La rotación es una buena muestra de ello. Según Linkers, la hostelería registra una tasa de rotación anual del 63,8%, la más alta de toda la economía española. Detrás de esa cifra hay procesos de selección que vuelven a empezar una y otra vez, equipos que deben reorganizarse y responsables que dedican buena parte de su tiempo a cubrir vacantes. Además, CaixaBank Research calcula que sustituir a un trabajador de cocina o sala puede costar entre 2.800 y 5.000 euros, mientras que Randstad Research estima que el 38% de los jóvenes europeos que comienzan a trabajar en hostelería abandona el sector antes de cumplir dos años.
Por eso, reducir el debate a la falta de personal sería simplificar una realidad mucho más compleja. Hoy los responsables de restaurantes, hoteles y otros establecimientos no solo tienen que contratar. También deben incorporar rápidamente a nuevos empleados, gestionar documentación, organizar turnos, controlar costes laborales, cumplir con la normativa y mantener la calidad del servicio incluso en los momentos de mayor actividad.
Todo ello, mientras intentan retener talento en un mercado donde los trabajadores tienen más opciones y mayores expectativas. Aspectos como la conciliación, la previsibilidad de los horarios, la transparencia o trabajar en equipos bien organizados son cada vez más importantes para los profesionales del sector.
Y aquí surge una pregunta poco habitual: ¿cuánto tiempo tienen realmente los responsables de negocio para dedicar a las personas? La respuesta suele ser sencilla: menos del que necesitan. Gran parte de su jornada se consume entre tareas administrativas, incidencias operativas y obligaciones legales, dejando poco margen para formar equipos, acompañar a nuevas incorporaciones o detectar problemas antes de que se conviertan en bajas o renuncias.
A esto se suma la incertidumbre regulatoria. La adaptación a nuevas obligaciones relacionadas con el control horario o la digitalización de procesos requiere recursos y tiempo, especialmente para las pequeñas y medianas empresas.
En este contexto, el recurso más escaso no es solo el personal. Es el tiempo. Tiempo para formar mejor a los equipos, integrar nuevas incorporaciones, planificar con antelación y ejercer liderazgo.

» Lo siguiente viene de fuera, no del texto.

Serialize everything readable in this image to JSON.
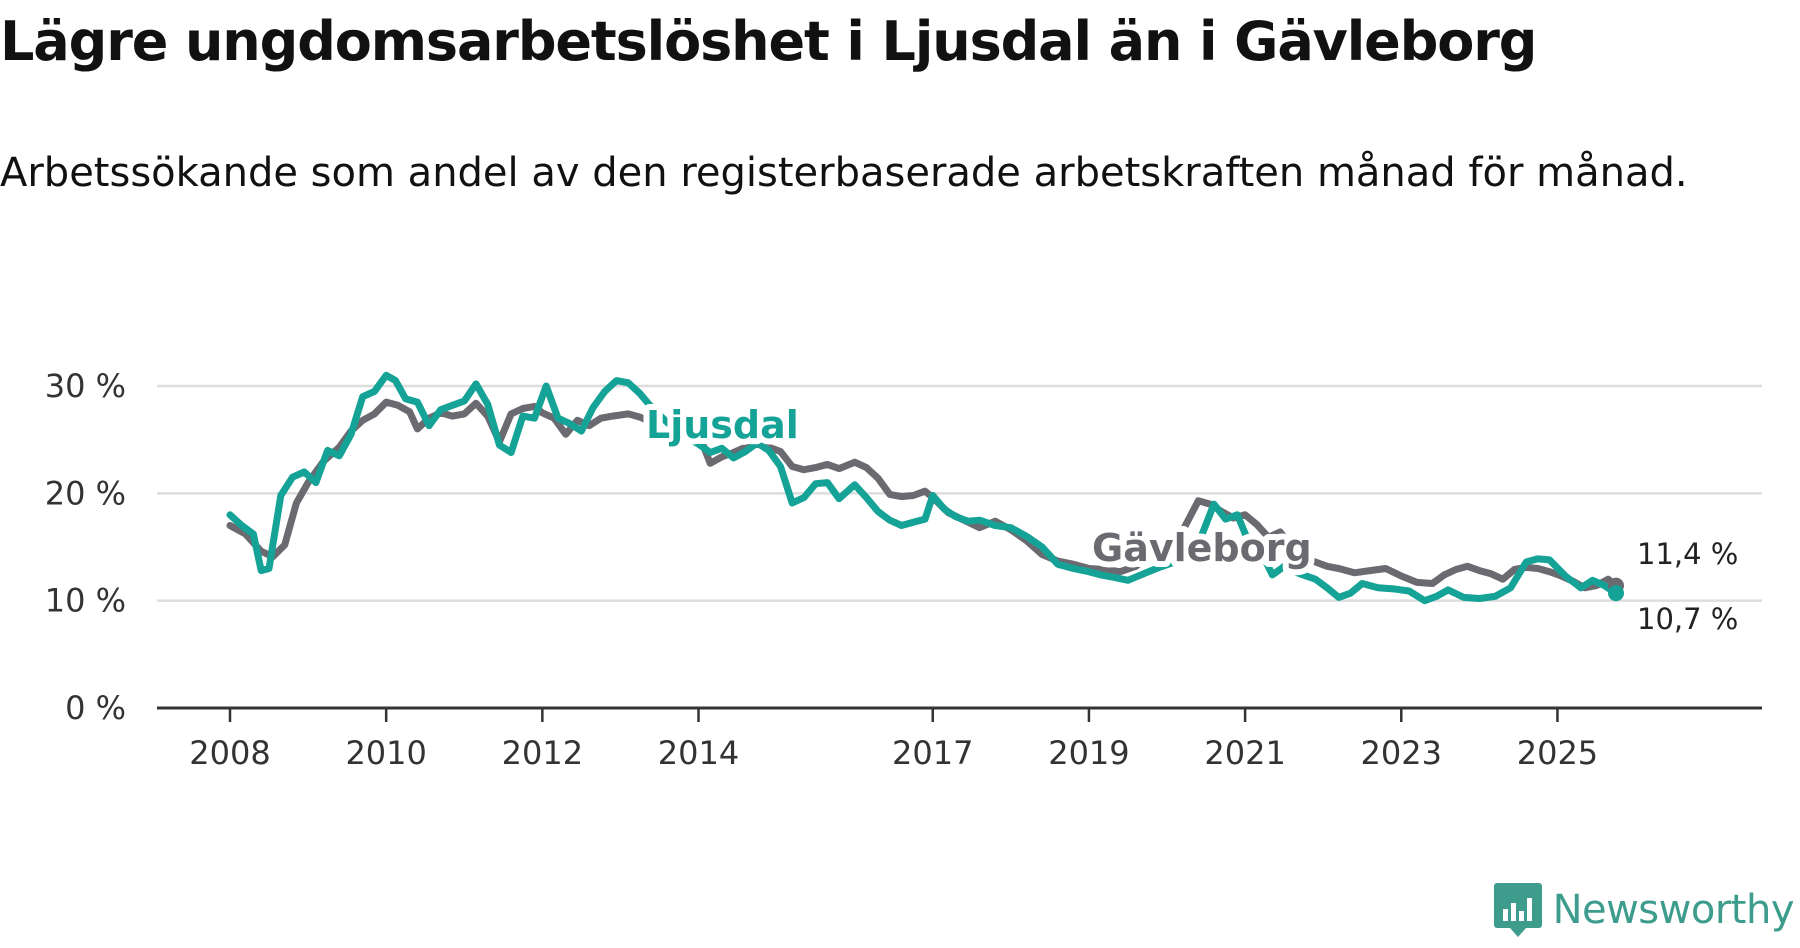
{
  "header": {
    "title": "Lägre ungdomsarbetslöshet i Ljusdal än i Gävleborg",
    "subtitle": "Arbetssökande som andel av den registerbaserade arbetskraften månad för månad."
  },
  "brand": {
    "name": "Newsworthy",
    "icon": "newsworthy-logo-icon",
    "color": "#3e9c8d"
  },
  "chart_data": {
    "type": "line",
    "title": "Lägre ungdomsarbetslöshet i Ljusdal än i Gävleborg",
    "subtitle": "Arbetssökande som andel av den registerbaserade arbetskraften månad för månad.",
    "xlabel": "",
    "ylabel": "",
    "xlim": [
      2008,
      2026.8
    ],
    "ylim": [
      0,
      30
    ],
    "grid": true,
    "x_ticks": [
      2008,
      2010,
      2012,
      2014,
      2017,
      2019,
      2021,
      2023,
      2025
    ],
    "x_tick_labels": [
      "2008",
      "2010",
      "2012",
      "2014",
      "2017",
      "2019",
      "2021",
      "2023",
      "2025"
    ],
    "y_ticks": [
      0,
      10,
      20,
      30
    ],
    "y_tick_labels": [
      "0 %",
      "10 %",
      "20 %",
      "30 %"
    ],
    "series": [
      {
        "name": "Gävleborg",
        "label": "Gävleborg",
        "color": "#6b6a71",
        "end_label": "11,4 %",
        "end_value": 11.4,
        "x": [
          2008.0,
          2008.2,
          2008.4,
          2008.55,
          2008.7,
          2008.85,
          2009.0,
          2009.2,
          2009.4,
          2009.55,
          2009.7,
          2009.85,
          2010.0,
          2010.15,
          2010.3,
          2010.4,
          2010.55,
          2010.7,
          2010.85,
          2011.0,
          2011.15,
          2011.3,
          2011.45,
          2011.6,
          2011.75,
          2011.9,
          2012.0,
          2012.15,
          2012.3,
          2012.45,
          2012.6,
          2012.75,
          2012.9,
          2013.1,
          2013.25,
          2013.4,
          2013.6,
          2013.8,
          2014.0,
          2014.15,
          2014.3,
          2014.45,
          2014.6,
          2014.75,
          2014.9,
          2015.05,
          2015.2,
          2015.35,
          2015.5,
          2015.65,
          2015.8,
          2016.0,
          2016.15,
          2016.3,
          2016.45,
          2016.6,
          2016.75,
          2016.9,
          2017.0,
          2017.2,
          2017.4,
          2017.6,
          2017.8,
          2018.0,
          2018.2,
          2018.4,
          2018.6,
          2018.8,
          2019.0,
          2019.2,
          2019.4,
          2019.6,
          2019.8,
          2020.0,
          2020.2,
          2020.4,
          2020.55,
          2020.7,
          2020.85,
          2021.0,
          2021.15,
          2021.3,
          2021.45,
          2021.6,
          2021.75,
          2021.9,
          2022.05,
          2022.2,
          2022.4,
          2022.6,
          2022.8,
          2023.0,
          2023.2,
          2023.4,
          2023.55,
          2023.7,
          2023.85,
          2024.0,
          2024.15,
          2024.3,
          2024.45,
          2024.6,
          2024.75,
          2024.9,
          2025.05,
          2025.2,
          2025.35,
          2025.5,
          2025.65,
          2025.75
        ],
        "values": [
          17.0,
          16.2,
          14.6,
          14.1,
          15.2,
          19.1,
          21.0,
          23.0,
          24.3,
          25.8,
          26.8,
          27.4,
          28.5,
          28.2,
          27.6,
          26.0,
          27.0,
          27.5,
          27.2,
          27.4,
          28.4,
          27.2,
          24.8,
          27.4,
          27.9,
          28.1,
          27.5,
          27.0,
          25.5,
          26.8,
          26.3,
          27.0,
          27.2,
          27.4,
          27.1,
          26.6,
          25.6,
          25.3,
          25.6,
          22.8,
          23.4,
          23.8,
          24.3,
          24.6,
          24.3,
          23.9,
          22.5,
          22.2,
          22.4,
          22.7,
          22.3,
          22.9,
          22.4,
          21.4,
          19.9,
          19.7,
          19.8,
          20.2,
          19.6,
          18.2,
          17.5,
          16.8,
          17.4,
          16.6,
          15.6,
          14.3,
          13.7,
          13.4,
          13.0,
          12.9,
          12.7,
          13.2,
          14.3,
          15.2,
          16.5,
          19.3,
          19.0,
          18.3,
          17.7,
          18.0,
          17.1,
          15.9,
          16.4,
          15.0,
          13.9,
          13.6,
          13.2,
          13.0,
          12.6,
          12.8,
          13.0,
          12.3,
          11.7,
          11.6,
          12.4,
          12.9,
          13.2,
          12.8,
          12.5,
          12.0,
          12.9,
          13.1,
          13.0,
          12.7,
          12.3,
          11.8,
          11.2,
          11.4,
          12.0,
          11.4
        ]
      },
      {
        "name": "Ljusdal",
        "label": "Ljusdal",
        "color": "#14a396",
        "end_label": "10,7 %",
        "end_value": 10.7,
        "x": [
          2008.0,
          2008.15,
          2008.3,
          2008.4,
          2008.5,
          2008.65,
          2008.8,
          2008.95,
          2009.1,
          2009.25,
          2009.4,
          2009.55,
          2009.7,
          2009.85,
          2010.0,
          2010.12,
          2010.25,
          2010.4,
          2010.55,
          2010.7,
          2010.85,
          2011.0,
          2011.15,
          2011.3,
          2011.45,
          2011.6,
          2011.75,
          2011.9,
          2012.05,
          2012.2,
          2012.35,
          2012.5,
          2012.65,
          2012.8,
          2012.95,
          2013.1,
          2013.25,
          2013.4,
          2013.6,
          2013.8,
          2014.0,
          2014.15,
          2014.3,
          2014.45,
          2014.6,
          2014.75,
          2014.9,
          2015.05,
          2015.2,
          2015.35,
          2015.5,
          2015.65,
          2015.8,
          2016.0,
          2016.15,
          2016.3,
          2016.45,
          2016.6,
          2016.75,
          2016.9,
          2017.0,
          2017.15,
          2017.3,
          2017.45,
          2017.6,
          2017.8,
          2018.0,
          2018.2,
          2018.4,
          2018.6,
          2018.8,
          2019.0,
          2019.15,
          2019.3,
          2019.5,
          2019.7,
          2019.9,
          2020.1,
          2020.3,
          2020.45,
          2020.6,
          2020.75,
          2020.9,
          2021.05,
          2021.2,
          2021.35,
          2021.5,
          2021.7,
          2021.9,
          2022.05,
          2022.2,
          2022.35,
          2022.5,
          2022.7,
          2022.9,
          2023.1,
          2023.3,
          2023.45,
          2023.6,
          2023.8,
          2024.0,
          2024.2,
          2024.4,
          2024.6,
          2024.75,
          2024.9,
          2025.1,
          2025.3,
          2025.45,
          2025.6,
          2025.75
        ],
        "values": [
          18.0,
          17.0,
          16.2,
          12.8,
          13.0,
          19.8,
          21.5,
          22.0,
          21.0,
          24.0,
          23.5,
          25.5,
          29.0,
          29.5,
          31.0,
          30.5,
          28.8,
          28.5,
          26.3,
          27.8,
          28.2,
          28.6,
          30.2,
          28.3,
          24.5,
          23.8,
          27.2,
          27.0,
          30.0,
          27.0,
          26.5,
          25.8,
          28.0,
          29.5,
          30.5,
          30.3,
          29.3,
          28.0,
          26.6,
          25.4,
          24.6,
          23.8,
          24.2,
          23.3,
          23.9,
          24.7,
          24.0,
          22.5,
          19.1,
          19.6,
          20.9,
          21.0,
          19.5,
          20.8,
          19.6,
          18.3,
          17.5,
          17.0,
          17.3,
          17.6,
          19.8,
          18.5,
          17.8,
          17.4,
          17.5,
          17.0,
          16.8,
          16.0,
          15.0,
          13.4,
          13.0,
          12.7,
          12.4,
          12.2,
          11.9,
          12.5,
          13.1,
          13.6,
          14.4,
          16.2,
          19.0,
          17.6,
          18.0,
          15.4,
          14.6,
          12.4,
          13.2,
          12.5,
          12.0,
          11.2,
          10.3,
          10.7,
          11.6,
          11.2,
          11.1,
          10.9,
          10.0,
          10.4,
          11.0,
          10.3,
          10.2,
          10.4,
          11.2,
          13.6,
          13.9,
          13.8,
          12.3,
          11.2,
          11.9,
          11.4,
          10.7
        ]
      }
    ]
  }
}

Por eso la conversación sobre el futuro de la hostelería debería ir más allá del número de personas que somos capaces de contratar.
La cuestión de fondo es cómo conseguir que quieran quedarse, desarrollarse profesionalmente y crecer dentro de nuestras organizaciones.
La tecnología puede ayudar en ese camino. No porque vaya a resolver todos los problemas del sector ni porque sustituya el criterio humano, sino porque permite liberar tiempo de tareas repetitivas y administrativas. En mis conversaciones con responsables de hostelería en España lo escucho una y otra vez, y en Skello lo comprobamos cada día: lo que buscan no son más herramientas, sino más capacidad para centrarse en lo que realmente marca la diferencia, las personas.
Las empresas que prevalecerán serán aquellas capaces de construir equipos estables, comprometidos y bien gestionados. Los operadores que ya lo están consiguiendo tienen algo en común: han empezado a tratar el tiempo de sus responsables como el recurso estratégico que realmente es, automatizando lo repetitivo para dedicar más horas a las personas. Y para lograrlo necesitarán algo cada vez más difícil de encontrar: tiempo.